The crisis has been continuing since the 6th of May, the opponents of the austerity policy cannot come to an agreement with the pro-European parties. The country is facing early elections. On Wednesday Greek President Karolos Papoulias is due to announce the composition of the ‘functioning’ government which will control the country before new elections. These developments actually spell the death of Athens’ fulfilling the anti-crisis plan, experts sum up. In this context, the Euro Group has confirmed that it will not allow Greece to leave the eurozone.
Cutting the state expenditure stipulated by the anti-crisis plan is to be approved by the Greek government by the end of June. This is the main condition of the EU, the European Central Bank and the IMF for granting Greece the next installment of the loan. Instead of this, creditors will most likely have to watch new elections in Greece, after the previous ones held on the 6th of May. The leading parties have failed to form a government. The stumbling block is the issue of budget cuts. In this context, the world media are discussing Greece’s forthcoming withdrawal from the eurozone. The estimated dates are from a month to a year, creditors’ losses are up to 400bn euros and forecasts are that Greece’s GDP will shrink by 20%.
The session of the eurozone ministers of finance was to give an answer to all these questions. In the end, the head of the Euro Group Jean-Claude Juncker urged everyone “to respect democracy in Greece” and labelled as “nonsense” all talk about Athens withdrawing from the eurozone. Some analysts consider this declaration ‘a good sign’. Others, like Russian economist Igor Nilolayev, consider it irresponsible.
“This decision means that the authorities have started to panic. We return to the fact that Greece has no money to pay its debts. It is obvious that Greece will not remain in the eurozone. Moreover, now it is time to think about the future of the eurozone itself. This situation is over two years old. They do not have an adequate understanding of the situation, they cannot analyze the reasons why the rescue measures do not yield positive results. Investors have lost all hope. This is sheer perplexity.”
Nobel prizewinner, economist Paul Krugman also speaks about panic. However, in his opinion, panic will rise exactly after Greece’s expulsion which will take place this summer. If this decision is taken, the consequences will be less disastrous than the predicted losses, financier Yevgeny Nadorshin believes.

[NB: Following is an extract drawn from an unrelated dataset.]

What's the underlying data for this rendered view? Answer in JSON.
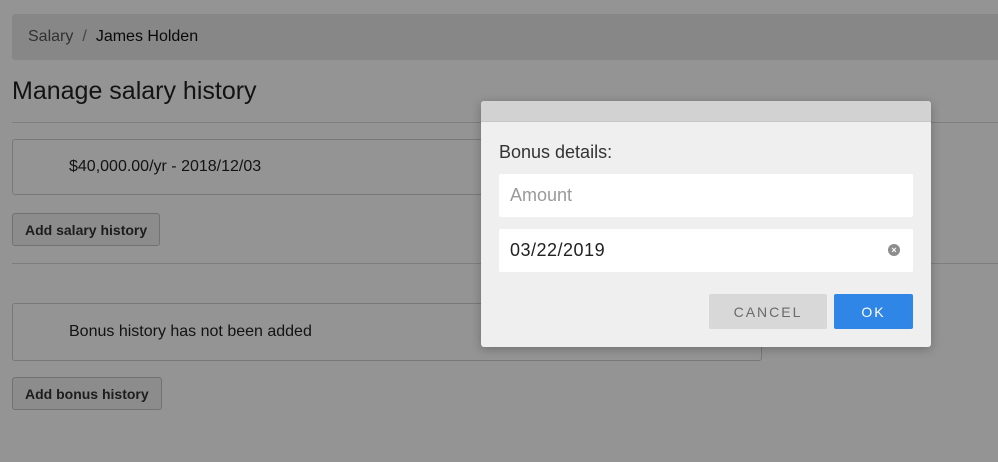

“It will certainly come as a shock. However, for most eurozone countries and financial institutions this could be a relief. In recent years, the Greek factor created substantial complications, it demanded quick responses which neither Greeks nor their eurozone partners could offer. The package of hastily made decisions has not brought any good results, in spite of the fact that most decisions were made with the best of intentions.”
This package stipulates tougher budget discipline for EU member-states, up to the expulsion of offenders. The new French President, Socialist Francois Hollande has already declared that he would ask his EU partners to change the package laying emphasis on “stimulating the economy”, rather than using draconian measures. These developments are another evidence that the European authorities are not prepared for resolute action in the struggle against the crisis.